Ideally, normalize it so hard that an
understanding of abnormal is abolished. Unfortunately, we do not live in an
ideal world. The database administrator desires normalization while the
developer craves denormalization. Good design is simple to represent
denormalized.
C.J. Date said that database design is common sense formalized. Expounding upon
that, you do not need to know relational theory to be capable of good design.
Hopefully, you enjoy what you are doing enough to take an interest, but it is
by no means mandatory. Critical thinking will often get you farther than theory
alone.
With that said, normalization is great theory. The naysayer will whine about
performance costs. You may be reading more tables, but you are doing it more
efficiently which just as often results in… wait for it… less I/O and/or
quicker retrieval times. The naysayer is generally considering only one side of
performance: reading. A well normalized model yields more joins than a flatter
model, and joins are expensive. However, more and smaller tables may improve
write operations, overall. Additionally, a denormalized model often requires
more supporting indices. This further degrades write performance, may increase
fragmentation, requires more disk space and--getting overly
nitpicky--complicates the optimizer’s job by forcing consideration of
additional plans. I am not saying that denormalization does not have a place;
just that it is typically in an analytical/reporting environment. Nor am I
saying that normalized design does result in poor read performance. Poor
implementation results in poor performance; don’t blame normalization (you can
blame DBMSs for some of this (SQL should better
provide for relational algebra operations)). If someone is using performance as
an excuse not to normalize their OLTP model, there is a strong chance that they
are an idiot.
There is no need to take everything to the fifth normal form; a good DBA knows
when to be a bit forgiving—but you best have some sound reasoning backing you
up. For most applications, the third normal form is sufficient. Start with your
ideal model and adjust it around your implementation. Your concessions should
be small to none for OLTP models. You can present it to your application
developers however they want it; don’t let them break your rules unless you
cannot accommodate their needs.
A well normalized model results in a database containing tables with an average
of six to eight fields. Outside of averages, trust your intuition. If something
looks good and feels correct (you kept it simple, right?), it probably is—move
on.
There are standard structures that are much easier not to normalize. Names and
addresses, for instance. Most of the time, we turn a blind eye and throw some
columns into a table because it is much easier than normalizing. This does not
mean that names and addresses should be in one table; obviously, if the entity
associated with the address can have multiple addresses, that needs to be factored into your design.
Consider the selectivity of your data. If it is low, maybe normalizing saves
some space. If not, maybe we can let this slide (like addresses and suite numbers).
Also consider your methodology. If you are using an integer as your surrogate
key, what will normalizing area codes do? If you store the area code as an
integer, it actually adds the domain times two and creates an additional join.
If the area code is three characters, that is smaller than the key.
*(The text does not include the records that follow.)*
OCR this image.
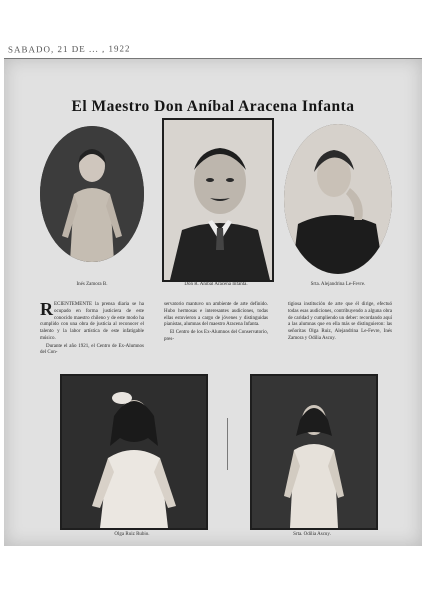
El Maestro Don Aníbal Aracena Infanta
Inés Zamora B.	Don R. Aníbal Aracena Infanta.	Srta. Alejandrina Le-Fevre.
R ECIENTEMENTE la prensa diaria se ha ocupado en forma justiciera de este conocido maestro chileno y de este modo ha cumplido con una obra de justicia al reconocer el talento y la labor artística de este infatigable músico.

Durante el año 1921, el Centro de Ex-Alumnos del Con-

servatorio mantuvo un ambiente de arte definido. Hubo hermosas e interesantes audiciones, todas ellas estuvieron a cargo de jóvenes y distinguidas pianistas, alumnas del maestro Aracena Infanta.

El Centro de los Ex-Alumnos del Conservatorio, pres-

tigiosa institución de arte que él dirige, efectuó todas esas audiciones, contribuyendo a alguna obra de caridad y cumpliendo un deber: recordando aquí a las alumnas que en ella más se distinguieron: las señoritas Olga Ruiz, Alejandrina Le-Fevre, Inés Zamora y Odilia Ascuy.

Olga Ruiz Rubio.	Srta. Odilia Ascuy.
SABADO, 21 DE ... , 1922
Don’t get
carried away with normalizing your design, but remain vigilant.
I once implemented a project where normalizing the names and migrating
surrogate keys saved a lot of space and did not sacrifice performance (quite
the opposite). Look at the Social Security
Administrations Death Master File; millions of names with only a couple
hundred thousand unique first names and surnames. This is an anomaly (not the
names, normalizing the names). The important thing is being aware of all the
factors and accounting for them in your design.